Persuasão, de Jane Austen

O enredo

Anne Elliot, filha de um viúvo e irmã do meio entre três, tem 27 anos e ainda é solteira. Hoje em dia isso é bem frequente, mas não era no início do século XIX. A sua solteirice tem uma explicação: 7 anos antes, Anne foi persuadida (vejam o título do livro), por uma velha amiga da família, a não se casar com o noivo, pois ele não parecia ter um futuro promissor. O enlace é desfeito, e o tempo passa. Anne mora com seu pai e sua irmã mais velha, ambos não dão importância à opinião dela. Sua outra irmã é casada, com filhos e sempre está demandando a presença de Anne para ajudá-la com as crianças. [Naquela época, ficar solteira dava nisso: ficar sobrando pelos cantos, ajudando um e outro]. Até que Wentworth, ex-noivo de Anne, retorna ao cenário com nova posição social: conseguiu juntar se dar bem durante as guerras napoleônicas e agora ele é oficial da marinha.

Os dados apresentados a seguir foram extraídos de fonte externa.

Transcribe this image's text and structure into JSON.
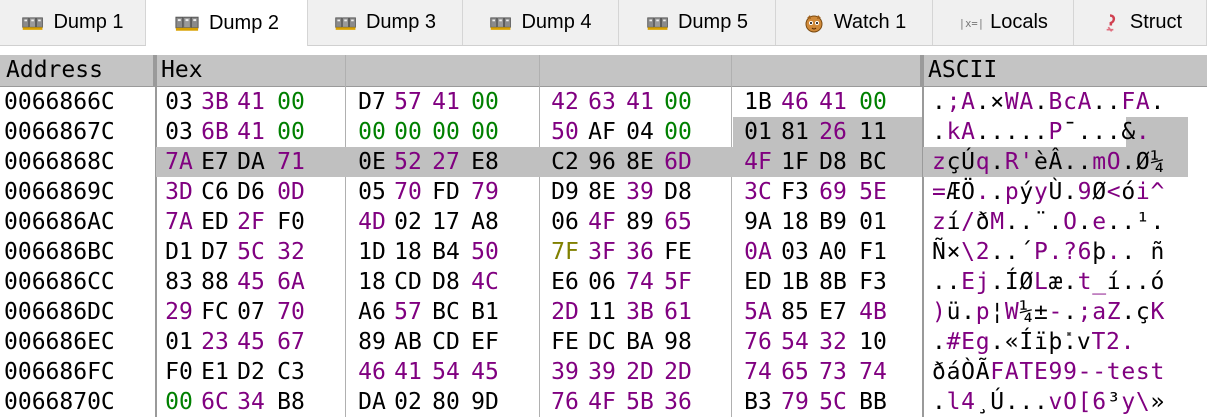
{
  "tabs": [
    {
      "label": "Dump 1",
      "icon": "dump-icon",
      "active": false
    },
    {
      "label": "Dump 2",
      "icon": "dump-icon",
      "active": true
    },
    {
      "label": "Dump 3",
      "icon": "dump-icon",
      "active": false
    },
    {
      "label": "Dump 4",
      "icon": "dump-icon",
      "active": false
    },
    {
      "label": "Dump 5",
      "icon": "dump-icon",
      "active": false
    },
    {
      "label": "Watch 1",
      "icon": "watch-icon",
      "active": false
    },
    {
      "label": "Locals",
      "icon": "locals-icon",
      "active": false
    },
    {
      "label": "Struct",
      "icon": "struct-icon",
      "active": false
    }
  ],
  "columns": {
    "address": "Address",
    "hex": "Hex",
    "ascii": "ASCII"
  },
  "colors": {
    "zero": "#008000",
    "purple": "#800080",
    "olive": "#808000",
    "black": "#000000",
    "highlight": "#c0c0c0"
  },
  "selection": {
    "start_address": "00668678",
    "end_address": "00668697"
  },
  "rows": [
    {
      "address": "0066866C",
      "bytes": [
        "03",
        "3B",
        "41",
        "00",
        "D7",
        "57",
        "41",
        "00",
        "42",
        "63",
        "41",
        "00",
        "1B",
        "46",
        "41",
        "00"
      ],
      "colors": [
        "k",
        "p",
        "p",
        "g",
        "k",
        "p",
        "p",
        "g",
        "p",
        "p",
        "p",
        "g",
        "k",
        "p",
        "p",
        "g"
      ],
      "ascii": ".;A.×WA.BcA..FA."
    },
    {
      "address": "0066867C",
      "bytes": [
        "03",
        "6B",
        "41",
        "00",
        "00",
        "00",
        "00",
        "00",
        "50",
        "AF",
        "04",
        "00",
        "01",
        "81",
        "26",
        "11"
      ],
      "colors": [
        "k",
        "p",
        "p",
        "g",
        "g",
        "g",
        "g",
        "g",
        "p",
        "k",
        "k",
        "g",
        "k",
        "k",
        "p",
        "k"
      ],
      "ascii": ".kA.....P¯...&."
    },
    {
      "address": "0066868C",
      "bytes": [
        "7A",
        "E7",
        "DA",
        "71",
        "0E",
        "52",
        "27",
        "E8",
        "C2",
        "96",
        "8E",
        "6D",
        "4F",
        "1F",
        "D8",
        "BC"
      ],
      "colors": [
        "p",
        "k",
        "k",
        "p",
        "k",
        "p",
        "p",
        "k",
        "k",
        "k",
        "k",
        "p",
        "p",
        "k",
        "k",
        "k"
      ],
      "ascii": "zçÚq.R'èÂ..mO.Ø¼"
    },
    {
      "address": "0066869C",
      "bytes": [
        "3D",
        "C6",
        "D6",
        "0D",
        "05",
        "70",
        "FD",
        "79",
        "D9",
        "8E",
        "39",
        "D8",
        "3C",
        "F3",
        "69",
        "5E"
      ],
      "colors": [
        "p",
        "k",
        "k",
        "p",
        "k",
        "p",
        "k",
        "p",
        "k",
        "k",
        "p",
        "k",
        "p",
        "k",
        "p",
        "p"
      ],
      "ascii": "=ÆÖ..pýyÙ.9Ø<ói^"
    },
    {
      "address": "006686AC",
      "bytes": [
        "7A",
        "ED",
        "2F",
        "F0",
        "4D",
        "02",
        "17",
        "A8",
        "06",
        "4F",
        "89",
        "65",
        "9A",
        "18",
        "B9",
        "01"
      ],
      "colors": [
        "p",
        "k",
        "p",
        "k",
        "p",
        "k",
        "k",
        "k",
        "k",
        "p",
        "k",
        "p",
        "k",
        "k",
        "k",
        "k"
      ],
      "ascii": "zí/ðM..¨.O.e..¹."
    },
    {
      "address": "006686BC",
      "bytes": [
        "D1",
        "D7",
        "5C",
        "32",
        "1D",
        "18",
        "B4",
        "50",
        "7F",
        "3F",
        "36",
        "FE",
        "0A",
        "03",
        "A0",
        "F1"
      ],
      "colors": [
        "k",
        "k",
        "p",
        "p",
        "k",
        "k",
        "k",
        "p",
        "o",
        "p",
        "p",
        "k",
        "p",
        "k",
        "k",
        "k"
      ],
      "ascii": "Ñ×\\2..´P.?6þ.. ñ"
    },
    {
      "address": "006686CC",
      "bytes": [
        "83",
        "88",
        "45",
        "6A",
        "18",
        "CD",
        "D8",
        "4C",
        "E6",
        "06",
        "74",
        "5F",
        "ED",
        "1B",
        "8B",
        "F3"
      ],
      "colors": [
        "k",
        "k",
        "p",
        "p",
        "k",
        "k",
        "k",
        "p",
        "k",
        "k",
        "p",
        "p",
        "k",
        "k",
        "k",
        "k"
      ],
      "ascii": "..Ej.ÍØLæ.t_í..ó"
    },
    {
      "address": "006686DC",
      "bytes": [
        "29",
        "FC",
        "07",
        "70",
        "A6",
        "57",
        "BC",
        "B1",
        "2D",
        "11",
        "3B",
        "61",
        "5A",
        "85",
        "E7",
        "4B"
      ],
      "colors": [
        "p",
        "k",
        "k",
        "p",
        "k",
        "p",
        "k",
        "k",
        "p",
        "k",
        "p",
        "p",
        "p",
        "k",
        "k",
        "p"
      ],
      "ascii": ")ü.p¦W¼±-.;aZ.çK"
    },
    {
      "address": "006686EC",
      "bytes": [
        "01",
        "23",
        "45",
        "67",
        "89",
        "AB",
        "CD",
        "EF",
        "FE",
        "DC",
        "BA",
        "98",
        "76",
        "54",
        "32",
        "10"
      ],
      "colors": [
        "k",
        "p",
        "p",
        "p",
        "k",
        "k",
        "k",
        "k",
        "k",
        "k",
        "k",
        "k",
        "p",
        "p",
        "p",
        "k"
      ],
      "ascii": ".#Eg.«Íïþܺ.vT2."
    },
    {
      "address": "006686FC",
      "bytes": [
        "F0",
        "E1",
        "D2",
        "C3",
        "46",
        "41",
        "54",
        "45",
        "39",
        "39",
        "2D",
        "2D",
        "74",
        "65",
        "73",
        "74"
      ],
      "colors": [
        "k",
        "k",
        "k",
        "k",
        "p",
        "p",
        "p",
        "p",
        "p",
        "p",
        "p",
        "p",
        "p",
        "p",
        "p",
        "p"
      ],
      "ascii": "ðáÒÃFATE99--test"
    },
    {
      "address": "0066870C",
      "bytes": [
        "00",
        "6C",
        "34",
        "B8",
        "DA",
        "02",
        "80",
        "9D",
        "76",
        "4F",
        "5B",
        "36",
        "B3",
        "79",
        "5C",
        "BB"
      ],
      "colors": [
        "g",
        "p",
        "p",
        "k",
        "k",
        "k",
        "k",
        "k",
        "p",
        "p",
        "p",
        "p",
        "k",
        "p",
        "p",
        "k"
      ],
      "ascii": ".l4¸Ú...vO[6³y\\»"
    }
  ]
}
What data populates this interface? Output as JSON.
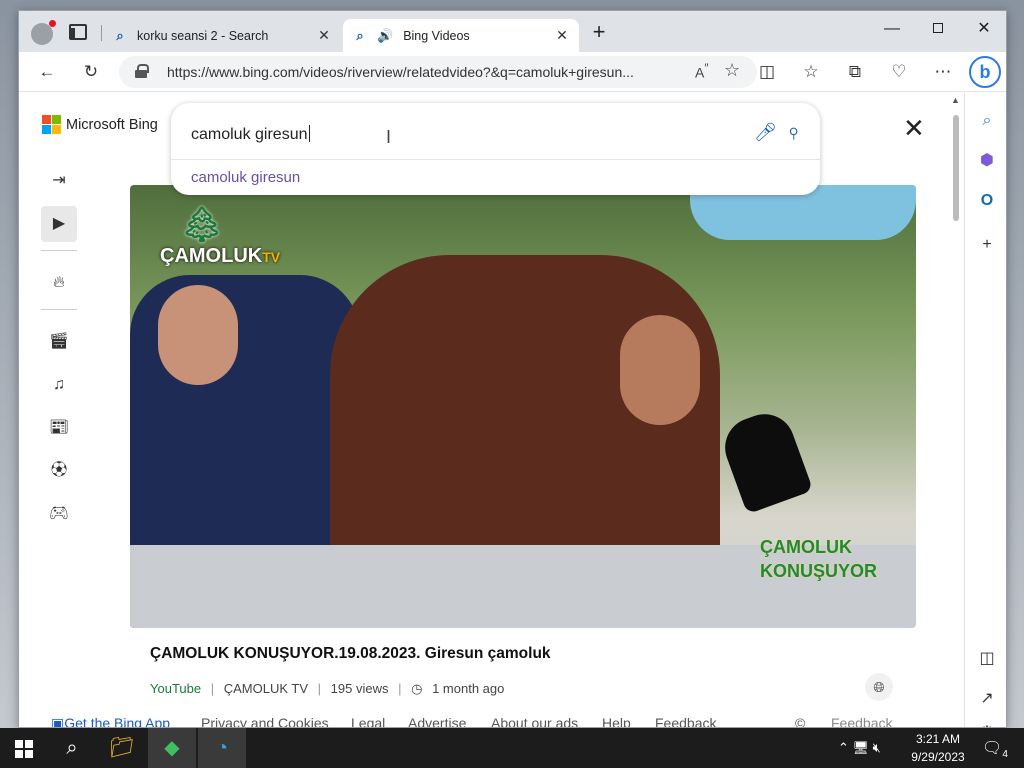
{
  "browser": {
    "tabs": [
      {
        "title": "korku seansi 2 - Search",
        "favicon": "search-icon"
      },
      {
        "title": "Bing Videos",
        "favicon": "search-icon",
        "audio": true
      }
    ],
    "url": "https://www.bing.com/videos/riverview/relatedvideo?&q=camoluk+giresun..."
  },
  "bing": {
    "logo_text": "Microsoft Bing",
    "search_query": "camoluk giresun",
    "suggestion": "camoluk giresun"
  },
  "video": {
    "overlay_brand": "ÇAMOLUK",
    "overlay_brand_tv": "TV",
    "overlay_bottom_line1": "ÇAMOLUK",
    "overlay_bottom_line2": "KONUŞUYOR",
    "title": "ÇAMOLUK KONUŞUYOR.19.08.2023. Giresun çamoluk",
    "source": "YouTube",
    "channel": "ÇAMOLUK TV",
    "views": "195 views",
    "age": "1 month ago"
  },
  "footer": {
    "get_app": "Get the Bing App",
    "privacy": "Privacy and Cookies",
    "legal": "Legal",
    "advertise": "Advertise",
    "about_ads": "About our ads",
    "help": "Help",
    "feedback": "Feedback",
    "copyright": "©",
    "feedback_button": "Feedback"
  },
  "taskbar": {
    "time": "3:21 AM",
    "date": "9/29/2023",
    "notifications": "4"
  },
  "colors": {
    "accent": "#1a5dbd",
    "suggestion": "#6b4ea0",
    "source": "#1a7a3a"
  }
}
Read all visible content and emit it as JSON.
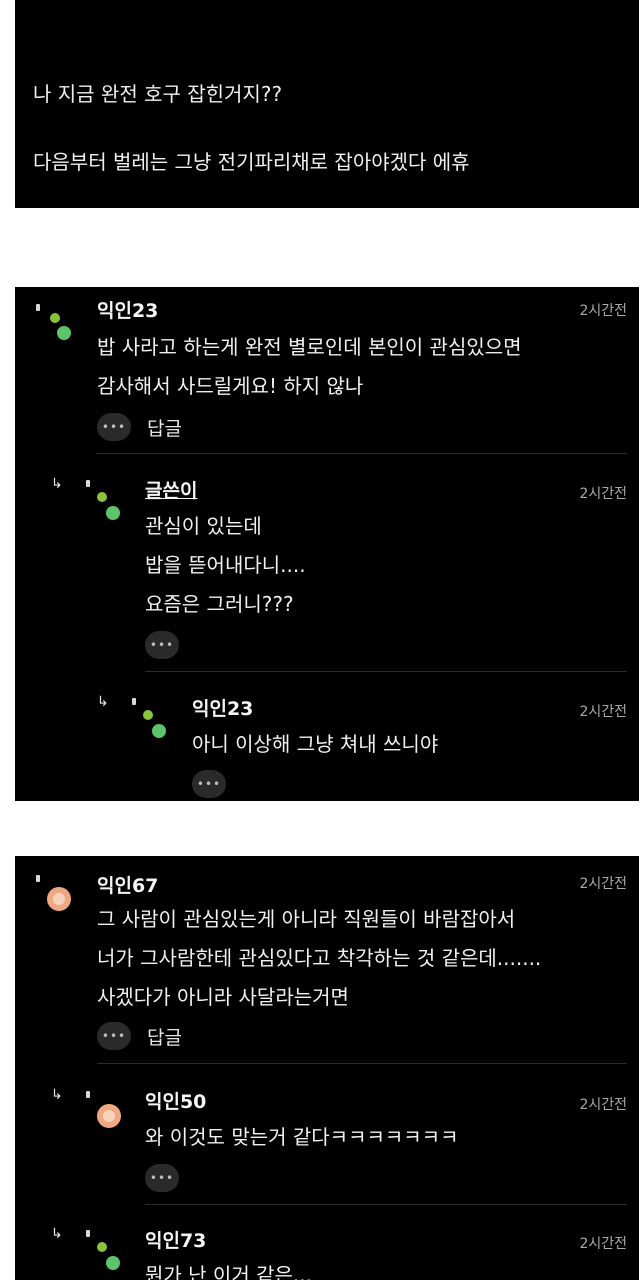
{
  "post": {
    "line1": "나 지금 완전 호구 잡힌거지??",
    "line2": "다음부터 벌레는 그냥 전기파리채로 잡아야겠다 에휴"
  },
  "thread1": {
    "comment": {
      "author": "익인23",
      "time": "2시간전",
      "lines": [
        "밥 사라고 하는게 완전 별로인데 본인이 관심있으면",
        "감사해서 사드릴게요! 하지 않나"
      ],
      "more": "•••",
      "reply_label": "답글"
    },
    "reply1": {
      "author": "글쓴이",
      "time": "2시간전",
      "lines": [
        "관심이 있는데",
        "밥을 뜯어내다니....",
        "요즘은 그러니???"
      ],
      "more": "•••"
    },
    "reply2": {
      "author": "익인23",
      "time": "2시간전",
      "lines": [
        "아니 이상해 그냥 쳐내 쓰니야"
      ],
      "more": "•••"
    }
  },
  "thread2": {
    "comment": {
      "author": "익인67",
      "time": "2시간전",
      "lines": [
        "그 사람이 관심있는게 아니라 직원들이 바람잡아서",
        "너가 그사람한테 관심있다고 착각하는 것 같은데.......",
        "사겠다가 아니라 사달라는거면"
      ],
      "more": "•••",
      "reply_label": "답글"
    },
    "reply1": {
      "author": "익인50",
      "time": "2시간전",
      "lines": [
        "와 이것도 맞는거 같다ㅋㅋㅋㅋㅋㅋㅋ"
      ],
      "more": "•••"
    },
    "reply2": {
      "author": "익인73",
      "time": "2시간전",
      "lines": [
        "뭔가 난 이거 같은..."
      ]
    }
  },
  "colors": {
    "card_bg": "#000000",
    "page_bg": "#ffffff",
    "avatar_green": "#5cc46a",
    "avatar_lime": "#8ac23a",
    "avatar_orange": "#f0a880"
  },
  "icons": {
    "reply_arrow": "↳",
    "more": "more-dots-icon"
  }
}
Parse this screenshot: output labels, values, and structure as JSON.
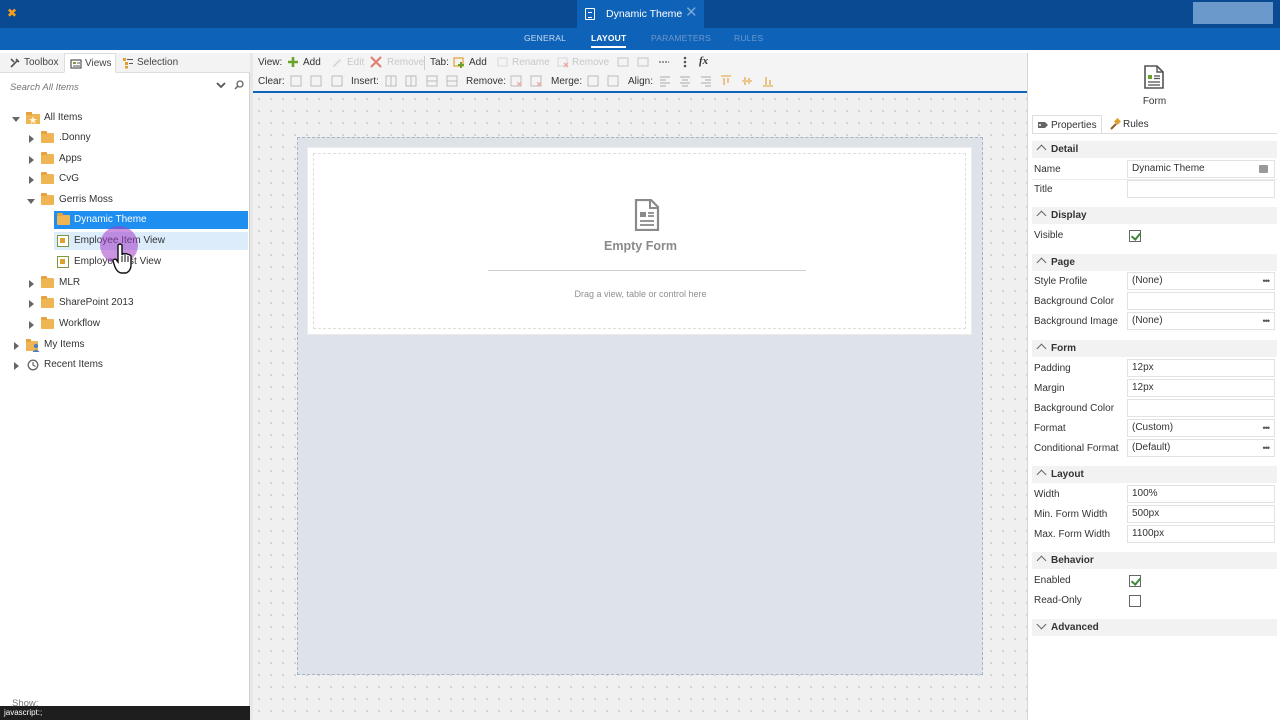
{
  "topbar": {
    "document_tab_title": "Dynamic Theme"
  },
  "nav": {
    "items": [
      {
        "label": "GENERAL",
        "state": "normal"
      },
      {
        "label": "LAYOUT",
        "state": "active"
      },
      {
        "label": "PARAMETERS",
        "state": "disabled"
      },
      {
        "label": "RULES",
        "state": "disabled"
      }
    ]
  },
  "left_panel": {
    "tabs": [
      {
        "label": "Toolbox",
        "icon": "wrench-icon"
      },
      {
        "label": "Views",
        "icon": "views-icon"
      },
      {
        "label": "Selection",
        "icon": "selection-icon"
      }
    ],
    "search_placeholder": "Search All Items",
    "tree": [
      {
        "label": "All Items",
        "level": 0,
        "expanded": true,
        "icon": "all-items-icon"
      },
      {
        "label": ".Donny",
        "level": 1,
        "expanded": false,
        "icon": "folder-icon"
      },
      {
        "label": "Apps",
        "level": 1,
        "expanded": false,
        "icon": "folder-icon"
      },
      {
        "label": "CvG",
        "level": 1,
        "expanded": false,
        "icon": "folder-icon"
      },
      {
        "label": "Gerris Moss",
        "level": 1,
        "expanded": true,
        "icon": "folder-icon"
      },
      {
        "label": "Dynamic Theme",
        "level": 2,
        "selected": true,
        "icon": "folder-icon"
      },
      {
        "label": "Employee Item View",
        "level": 2,
        "hover": true,
        "icon": "view-icon"
      },
      {
        "label": "Employee List View",
        "level": 2,
        "icon": "view-icon"
      },
      {
        "label": "MLR",
        "level": 1,
        "expanded": false,
        "icon": "folder-icon"
      },
      {
        "label": "SharePoint 2013",
        "level": 1,
        "expanded": false,
        "icon": "folder-icon"
      },
      {
        "label": "Workflow",
        "level": 1,
        "expanded": false,
        "icon": "folder-icon"
      },
      {
        "label": "My Items",
        "level": 0,
        "expanded": false,
        "icon": "my-items-icon"
      },
      {
        "label": "Recent Items",
        "level": 0,
        "expanded": false,
        "icon": "recent-items-icon"
      }
    ],
    "show_label": "Show:",
    "status_tip": "javascript:;"
  },
  "toolbar": {
    "view_label": "View:",
    "view_add": "Add",
    "view_edit": "Edit",
    "view_remove": "Remove",
    "tab_label": "Tab:",
    "tab_add": "Add",
    "tab_rename": "Rename",
    "tab_remove": "Remove",
    "fx": "fx",
    "clear_label": "Clear:",
    "insert_label": "Insert:",
    "remove_label": "Remove:",
    "merge_label": "Merge:",
    "align_label": "Align:"
  },
  "canvas": {
    "empty_title": "Empty Form",
    "empty_hint": "Drag a view, table or control here"
  },
  "right_panel": {
    "title": "Form",
    "tabs": [
      {
        "label": "Properties",
        "icon": "properties-icon",
        "active": true
      },
      {
        "label": "Rules",
        "icon": "rules-icon",
        "active": false
      }
    ],
    "sections": {
      "detail": {
        "title": "Detail",
        "name_label": "Name",
        "name_value": "Dynamic Theme",
        "title_label": "Title",
        "title_value": ""
      },
      "display": {
        "title": "Display",
        "visible_label": "Visible",
        "visible": true
      },
      "page": {
        "title": "Page",
        "style_profile_label": "Style Profile",
        "style_profile_value": "(None)",
        "bg_color_label": "Background Color",
        "bg_color_value": "",
        "bg_image_label": "Background Image",
        "bg_image_value": "(None)"
      },
      "form": {
        "title": "Form",
        "padding_label": "Padding",
        "padding_value": "12px",
        "margin_label": "Margin",
        "margin_value": "12px",
        "bg_color_label": "Background Color",
        "bg_color_value": "",
        "format_label": "Format",
        "format_value": "(Custom)",
        "cond_format_label": "Conditional Format",
        "cond_format_value": "(Default)"
      },
      "layout": {
        "title": "Layout",
        "width_label": "Width",
        "width_value": "100%",
        "min_width_label": "Min. Form Width",
        "min_width_value": "500px",
        "max_width_label": "Max. Form Width",
        "max_width_value": "1100px"
      },
      "behavior": {
        "title": "Behavior",
        "enabled_label": "Enabled",
        "enabled": true,
        "readonly_label": "Read-Only",
        "readonly": false
      },
      "advanced": {
        "title": "Advanced"
      }
    }
  },
  "colors": {
    "topbar_bg": "#0a4a92",
    "navbar_bg": "#0e63b9",
    "selection": "#1f8ef1",
    "folder": "#f0b553",
    "cursor_halo": "#a03cc8"
  }
}
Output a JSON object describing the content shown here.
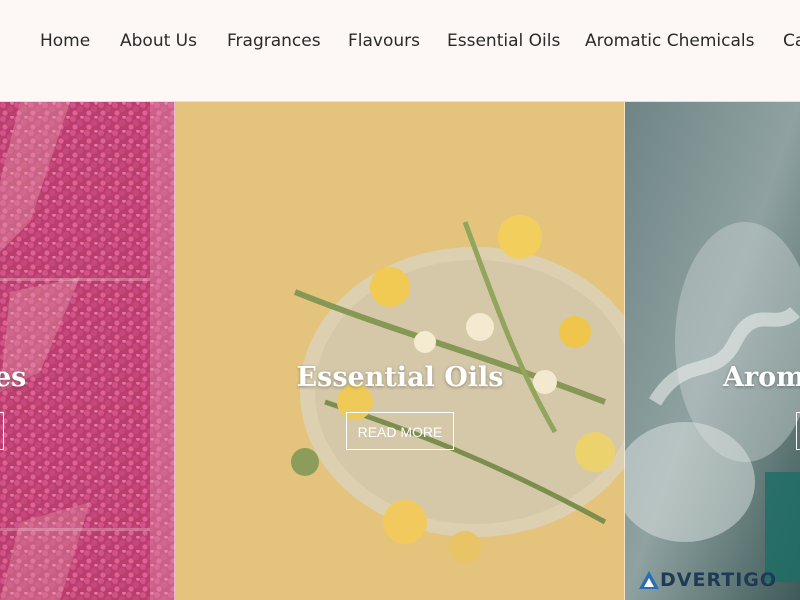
{
  "nav": {
    "items": [
      {
        "label": "Home"
      },
      {
        "label": "About Us"
      },
      {
        "label": "Fragrances"
      },
      {
        "label": "Flavours"
      },
      {
        "label": "Essential Oils"
      },
      {
        "label": "Aromatic Chemicals"
      },
      {
        "label": "Ca"
      }
    ]
  },
  "slider": {
    "panels": [
      {
        "title": "es",
        "button": ""
      },
      {
        "title": "Essential Oils",
        "button": "READ MORE"
      },
      {
        "title": "Aroma",
        "button": ""
      }
    ]
  },
  "watermark": {
    "text": "DVERTIGO",
    "accent": "#2a6fb0"
  },
  "colors": {
    "nav_bg": "#fdf8f6",
    "nav_text": "#2a2a2a",
    "button_border": "#ffffff"
  }
}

Ele guarda profunda mágoa de Anne e ela descobre que ainda gosta dele. Paro por aqui, mas adianto que a Persuasão do título não diz respeito apenas ao noivado rompido de 7 anos antes.

A narrativa

O texto é narrado em terceira pessoa por um narrador onisciente e pouco intruso. Isso é bom e ruim, no caso desse livro. Explico-me: o grande personagem desse livro são os sentimentos dos personagens que, quando mal resolvidos, geram certa confusão. Se o narrador fosse do tipo intruso (aquele que adianta fatos e emoções), a obra não teria graça nenhuma, ao mesmo tempo essa característica também não é muito boa, pois a narrativa torna-se muito linear, sem ápices, o que pode cansar um pouco.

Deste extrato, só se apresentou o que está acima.